Ripslinger turned and leaned down to Tom’s level, wincing a bit as he un-clipped the bracers and took them off. As the human took off the last one, he reached up, his hand nearly brushing the plane’s nose cone, and Ripslinger jerked up and away. He quickly pulled his hand back, startled at how fast something that size could move. He was constantly getting thrown off like that, the Vivens Machina just didn’t move the way a human would think they should, given what they were. Such vehicles making such fast, and rather fluid movements just didn’t process right in a human’s brain.
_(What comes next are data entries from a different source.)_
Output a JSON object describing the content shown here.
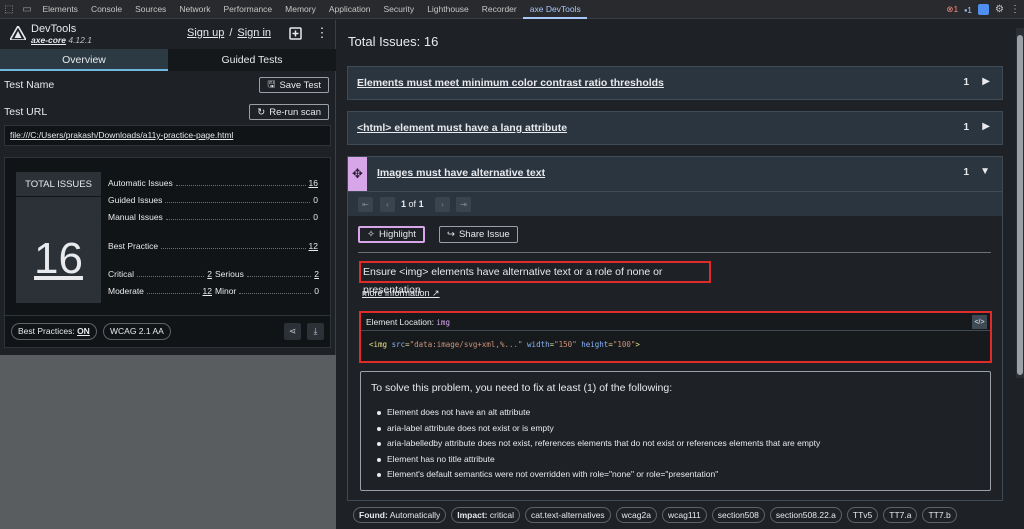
{
  "devtools": {
    "tabs": [
      "Elements",
      "Console",
      "Sources",
      "Network",
      "Performance",
      "Memory",
      "Application",
      "Security",
      "Lighthouse",
      "Recorder",
      "axe DevTools"
    ],
    "active_tab": "axe DevTools",
    "error_count": "1",
    "message_count": "1",
    "icons": [
      "inspect-icon",
      "device-toolbar-icon",
      "error-icon",
      "message-icon",
      "extension-icon",
      "settings-icon",
      "more-icon"
    ]
  },
  "left": {
    "brand": "DevTools",
    "brand_sub_name": "axe-core",
    "brand_sub_version": "4.12.1",
    "sign_up": "Sign up",
    "sign_in": "Sign in",
    "sep": "/",
    "tabs": {
      "overview": "Overview",
      "guided": "Guided Tests"
    },
    "test_name_label": "Test Name",
    "save_test": "Save Test",
    "test_url_label": "Test URL",
    "rerun_scan": "Re-run scan",
    "url": "file:///C:/Users/prakash/Downloads/a11y-practice-page.html",
    "total_issues_label": "TOTAL ISSUES",
    "total_issues": "16",
    "stats": [
      {
        "label": "Automatic Issues",
        "value": "16"
      },
      {
        "label": "Guided Issues",
        "value": "0"
      },
      {
        "label": "Manual Issues",
        "value": "0"
      },
      {
        "label": "Best Practice",
        "value": "12"
      }
    ],
    "impact": [
      {
        "label": "Critical",
        "value": "2"
      },
      {
        "label": "Serious",
        "value": "2"
      },
      {
        "label": "Moderate",
        "value": "12"
      },
      {
        "label": "Minor",
        "value": "0"
      }
    ],
    "best_practices_label": "Best Practices:",
    "best_practices_value": "ON",
    "wcag_label": "WCAG 2.1 AA"
  },
  "right": {
    "title": "Total Issues: 16",
    "issues": [
      {
        "title": "Elements must meet minimum color contrast ratio thresholds",
        "count": "1"
      },
      {
        "title": "<html> element must have a lang attribute",
        "count": "1"
      },
      {
        "title": "Images must have alternative text",
        "count": "1"
      }
    ],
    "pager_page": "1",
    "pager_of": "of",
    "pager_total": "1",
    "highlight": "Highlight",
    "share_issue": "Share Issue",
    "description": "Ensure <img> elements have alternative text or a role of none or presentation",
    "more_information": "more information",
    "element_location_label": "Element Location:",
    "element_location_selector": "img",
    "code_tag": "<img",
    "code_attr1": "src",
    "code_val1": "\"data:image/svg+xml,%...\"",
    "code_attr2": "width",
    "code_val2": "\"150\"",
    "code_attr3": "height",
    "code_val3": "\"100\"",
    "code_end": ">",
    "fix_title": "To solve this problem, you need to fix at least (1) of the following:",
    "fixes": [
      "Element does not have an alt attribute",
      "aria-label attribute does not exist or is empty",
      "aria-labelledby attribute does not exist, references elements that do not exist or references elements that are empty",
      "Element has no title attribute",
      "Element's default semantics were not overridden with role=\"none\" or role=\"presentation\""
    ],
    "tags": [
      {
        "k": "Found:",
        "v": "Automatically"
      },
      {
        "k": "Impact:",
        "v": "critical"
      },
      {
        "k": "",
        "v": "cat.text-alternatives"
      },
      {
        "k": "",
        "v": "wcag2a"
      },
      {
        "k": "",
        "v": "wcag111"
      },
      {
        "k": "",
        "v": "section508"
      },
      {
        "k": "",
        "v": "section508.22.a"
      },
      {
        "k": "",
        "v": "TTv5"
      },
      {
        "k": "",
        "v": "TT7.a"
      },
      {
        "k": "",
        "v": "TT7.b"
      }
    ]
  },
  "colors": {
    "accent": "#a8c7fa",
    "highlight_border": "#d6a6e8",
    "annotation_red": "#e02b2b"
  }
}
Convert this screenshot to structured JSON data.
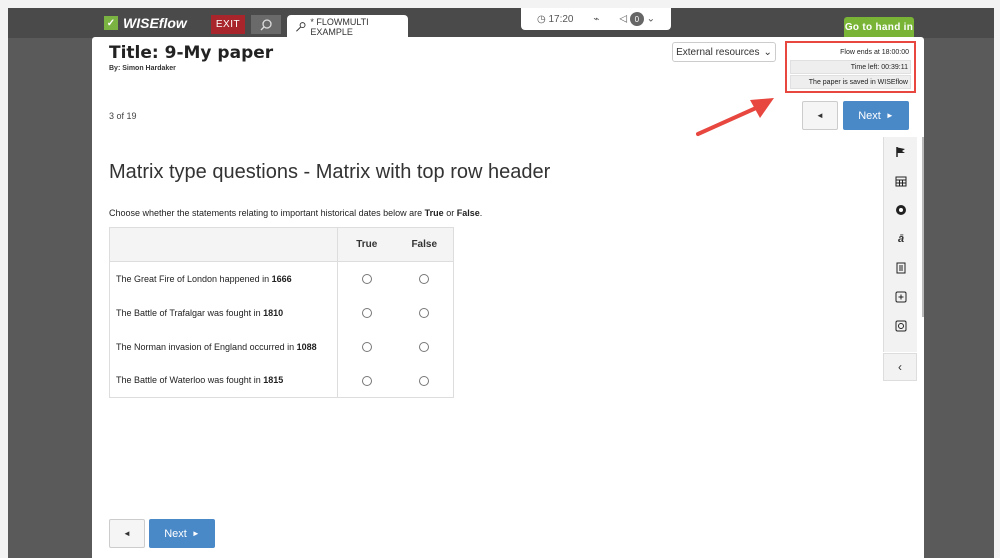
{
  "app": {
    "logo_text": "WISEflow",
    "logo_mark": "✓"
  },
  "topbar": {
    "exit_label": "EXIT",
    "flow_tab_label": "* FLOWMULTI EXAMPLE",
    "time": "17:20",
    "notification_count": "0",
    "hand_in_label": "Go to hand in"
  },
  "paper": {
    "title": "Title: 9-My paper",
    "byline": "By: Simon Hardaker",
    "external_resources_label": "External resources"
  },
  "info": {
    "flow_ends": "Flow ends at 18:00:00",
    "time_left": "Time left:  00:39:11",
    "saved_status": "The paper is saved in WISEflow"
  },
  "nav": {
    "page_count": "3 of 19",
    "prev_symbol": "◄",
    "next_label": "Next",
    "next_symbol": "►"
  },
  "question": {
    "heading": "Matrix type questions - Matrix with top row header",
    "intro_prefix": "Choose whether the statements relating to important historical dates below are ",
    "intro_true": "True",
    "intro_or": " or ",
    "intro_false": "False",
    "intro_suffix": ".",
    "columns": [
      "True",
      "False"
    ],
    "rows": [
      {
        "text": "The Great Fire of London happened in ",
        "bold": "1666"
      },
      {
        "text": "The Battle of Trafalgar was fought in ",
        "bold": "1810"
      },
      {
        "text": "The Norman invasion of England occurred in ",
        "bold": "1088"
      },
      {
        "text": "The Battle of Waterloo was fought in ",
        "bold": "1815"
      }
    ]
  },
  "sidetools": {
    "icons": [
      "flag-icon",
      "calendar-icon",
      "settings-circle-icon",
      "text-tool-icon",
      "notes-icon",
      "add-note-icon",
      "remove-note-icon"
    ],
    "collapse_symbol": "‹"
  },
  "colors": {
    "accent_green": "#79b437",
    "next_blue": "#4a89c8",
    "exit_red": "#a8262b",
    "highlight_red": "#e8473f"
  }
}
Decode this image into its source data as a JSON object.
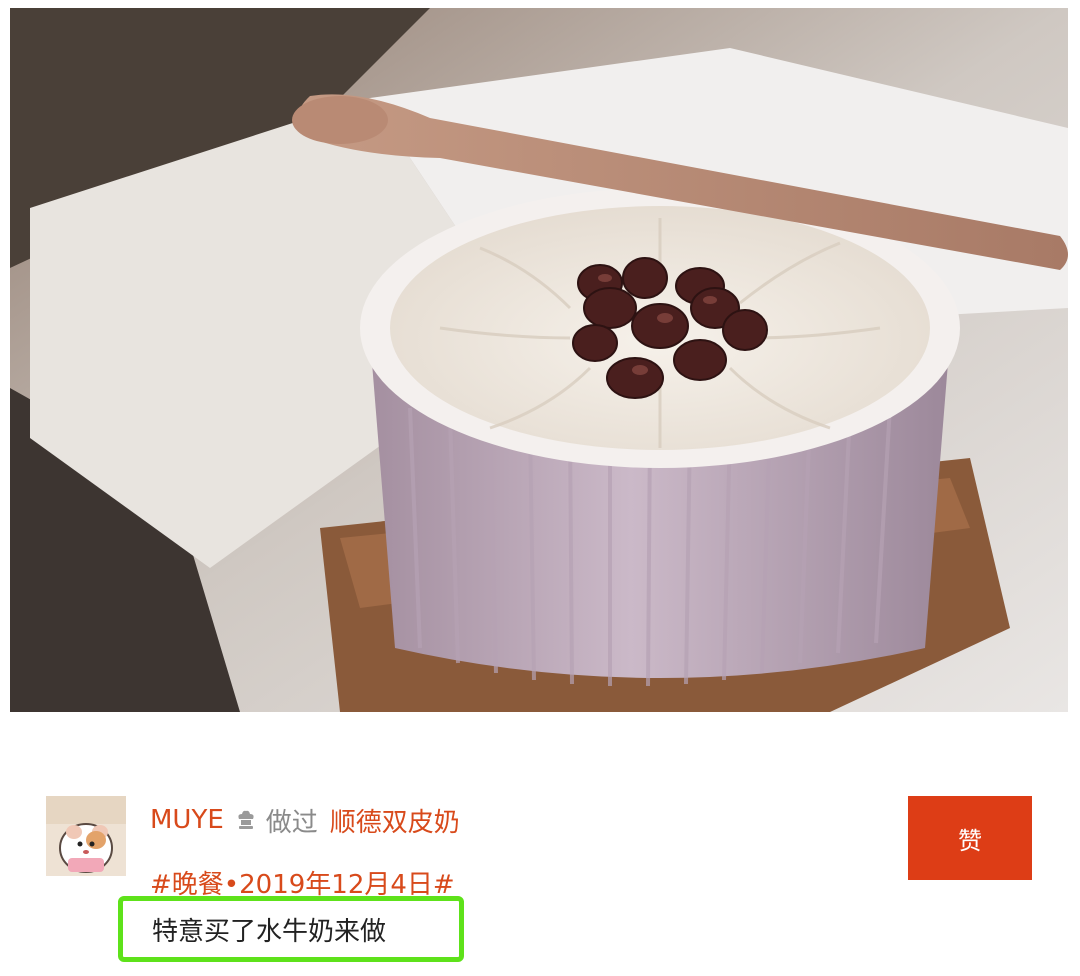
{
  "photo": {
    "subject": "double-skin milk dessert with red beans and wooden spoon"
  },
  "post": {
    "username": "MUYE",
    "did_label": "做过",
    "recipe_name": "顺德双皮奶",
    "tag": "#晚餐•2019年12月4日#",
    "comment": "特意买了水牛奶来做"
  },
  "actions": {
    "like_label": "赞"
  },
  "icons": {
    "chef": "chef-hat-icon"
  },
  "colors": {
    "accent": "#d84a1b",
    "like_button": "#dd3d16",
    "highlight": "#5ee21a"
  }
}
And yet Ripslinger, after some hesitation, seemed to be drawing inexplicably nearer to him. He once again reached out his hand, the two both moving toward each other. He flinched slightly, when the green and black Mustang lifted his nose a bit, his mouth opening just enough to see the rear teeth, where from this close up Tom could see exactly how big and how sharp they were. But he pushed forward, his hand eventually coming to rest on the side of Ripslinger’s nose cone. He just let it rest there for a moment before slowly, gently sliding his hand about halfway around it’s circumference, marveling at how warm it was contrary to how he thought it would feel.
Olive stared into deep teal, and Tom could have sworn he saw that same something from before flash through the checker-marked plane’s eyes again, feeling a prickle as his hair raised as to what that was. Dusty had been watching from a distance, a huge, hopeful smile on his face as he saw the human and plane withdraw from each other, and Tom walk away back toward town. Ripslinger stared after him, an odd sort of confused yet wistful look about his features.
“Don’t worry,” Dusty said, making his presence known as he approached, “he’ll still be here when you wake up in the morning.”
“Who’ll still be here?” Ripslinger asked, suddenly becoming haughtily aloof as he moved to go back into town himself to the hangar.
Dusty sighed, a flutter blowing from his engine as he shook his front and smiled, following Ripslinger back.